Predict from a list of classes
from bioclip import CustomLabelsClassifier
classifier = CustomLabelsClassifier(["duck","fish","bear"])
predictions = classifier.predict("Ursus-arctos.jpeg")
for prediction in predictions:
print(prediction["classification"], prediction["score"])
duck 1.0306726583309e-09
fish 2.932403668845507e-12
bear 1.0
Documentation
The CustomLabelsClassifier docs contains details about the arguments supported by the constructor and the predict()
method.
Predict using a Custom Model
To predict with a custom model the model_str
and pretrained_str
arguments must be specified.
In this example the CLIP-ViT-B-16-laion2B-s34B-b88K model is used.
from bioclip import CustomLabelsClassifier
classifier = CustomLabelsClassifier(
cls_ary = ["duck","fish","bear"],
model_str='ViT-B-16',
pretrained_str='laion2b_s34b_b88k')
print(classifier.predict("Ursus-arctos.jpeg"))
See this tutorial for instructions for listing available pretrained models.
Predict from a list of classes with binning
from bioclip import CustomLabelsBinningClassifier
classifier = CustomLabelsBinningClassifier(cls_to_bin={
'dog': 'small',
'fish': 'small',
'bear': 'big',
})
predictions = classifier.predict("Ursus-arctos.jpeg")
for prediction in predictions:
print(prediction["classification"], prediction["score"])
big 0.99992835521698
small 7.165559509303421e-05
Documentation
The CustomLabelsBinningClassifier documentation describes all arguments supported by the constructor.

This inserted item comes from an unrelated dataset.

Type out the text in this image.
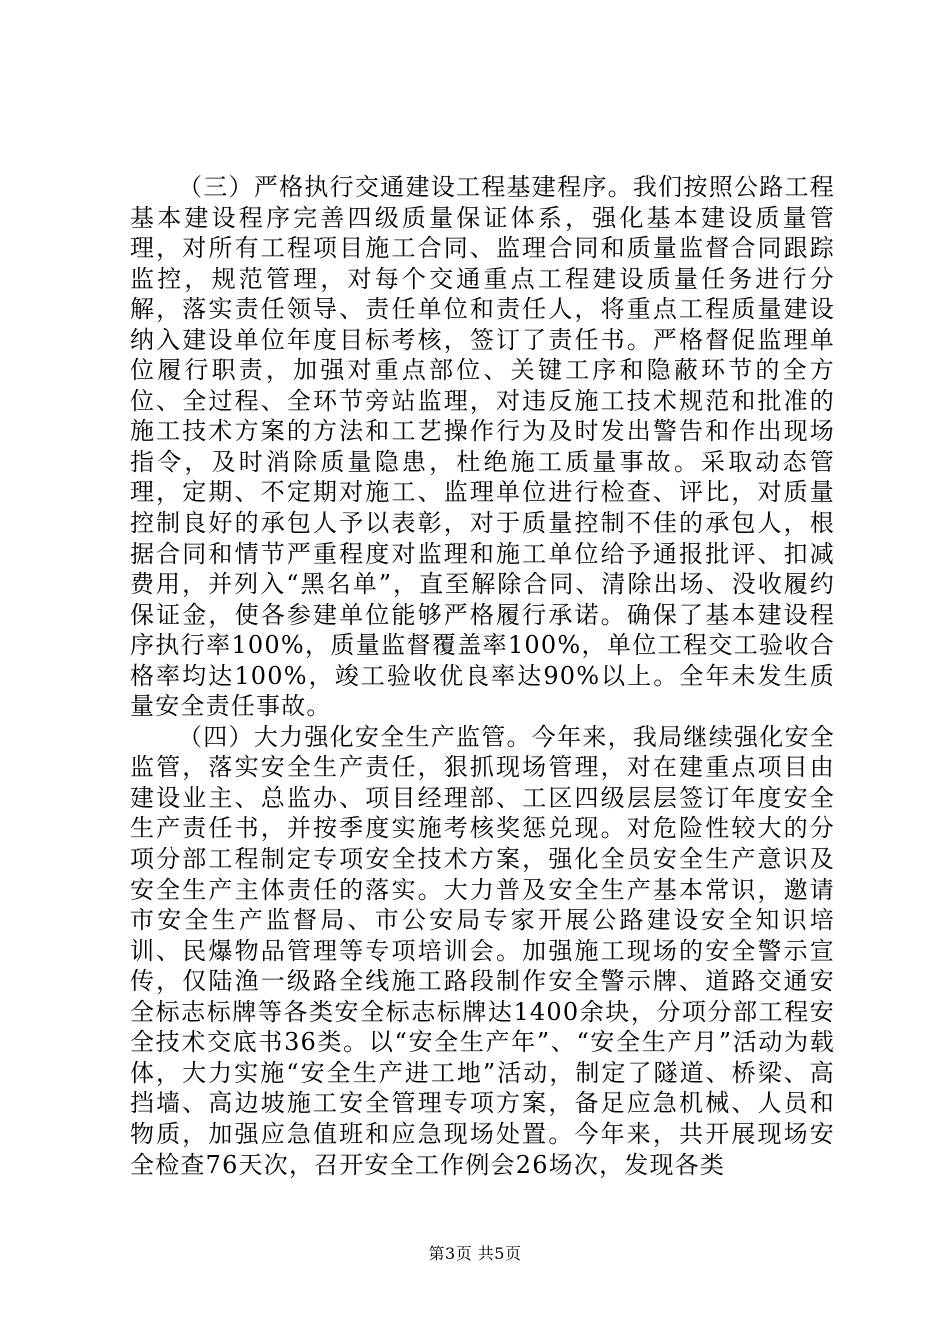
（三）严格执行交通建设工程基建程序。我们按照公路工程基本建设程序完善四级质量保证体系，强化基本建设质量管理，对所有工程项目施工合同、监理合同和质量监督合同跟踪监控，规范管理，对每个交通重点工程建设质量任务进行分解，落实责任领导、责任单位和责任人，将重点工程质量建设纳入建设单位年度目标考核，签订了责任书。严格督促监理单位履行职责，加强对重点部位、关键工序和隐蔽环节的全方位、全过程、全环节旁站监理，对违反施工技术规范和批准的施工技术方案的方法和工艺操作行为及时发出警告和作出现场指令，及时消除质量隐患，杜绝施工质量事故。采取动态管理，定期、不定期对施工、监理单位进行检查、评比，对质量控制良好的承包人予以表彰，对于质量控制不佳的承包人，根据合同和情节严重程度对监理和施工单位给予通报批评、扣减费用，并列入“黑名单”，直至解除合同、清除出场、没收履约保证金，使各参建单位能够严格履行承诺。确保了基本建设程序执行率100%，质量监督覆盖率100%，单位工程交工验收合格率均达100%，竣工验收优良率达90%以上。全年未发生质量安全责任事故。

（四）大力强化安全生产监管。今年来，我局继续强化安全监管，落实安全生产责任，狠抓现场管理，对在建重点项目由建设业主、总监办、项目经理部、工区四级层层签订年度安全生产责任书，并按季度实施考核奖惩兑现。对危险性较大的分项分部工程制定专项安全技术方案，强化全员安全生产意识及安全生产主体责任的落实。大力普及安全生产基本常识，邀请市安全生产监督局、市公安局专家开展公路建设安全知识培训、民爆物品管理等专项培训会。加强施工现场的安全警示宣传，仅陆渔一级路全线施工路段制作安全警示牌、道路交通安全标志标牌等各类安全标志标牌达1400余块，分项分部工程安全技术交底书36类。以“安全生产年”、“安全生产月”活动为载体，大力实施“安全生产进工地”活动，制定了隧道、桥梁、高挡墙、高边坡施工安全管理专项方案，备足应急机械、人员和物质，加强应急值班和应急现场处置。今年来，共开展现场安全检查76天次，召开安全工作例会26场次，发现各类

第3页 共5页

The base class CustomLabelsClassifier docs describes arguments for the predict method.
Example Notebooks
Predict species for images
PredictImages.ipynb downloads some images and predicts species.
Predict species for iNaturalist images
iNaturalistPredict.ipynb downloads images from inaturalist.org and predicts species.
Predict using a subset of the TreeOfLife
TOL-Subsetting.ipynb filters the TreeOfLife embeddings.
Documentation
For subsetting the TreeOfLifeClassifier see get_label_data(), create_taxa_filter() and apply_filter() .
Experiment with grad-cam
GradCamExperiment.ipynb applies GradCAM AI explainability to BioCLIP.
Fine-tune with SVM
FineTuneSVM.ipynb Fine-tunes BioCLIP by combining an SVM with BioCLIP image embeddings. As can be seen from comparing the confusion matrices, fine-tuning an SVM classifier on BioCLIP image embeddings may yield better results than using BioCLIP in "zero-shot mode", i.e., predicting on a list of custom labels.
This work is based on code from biobench.
PIL Images
The predict() functions used in all the examples above allow passing a list of paths or a list of PIL Images.
When a list of PIL images is passed the index of the image will be filled in for file_name
. This is because PIL images may not have an associated file name.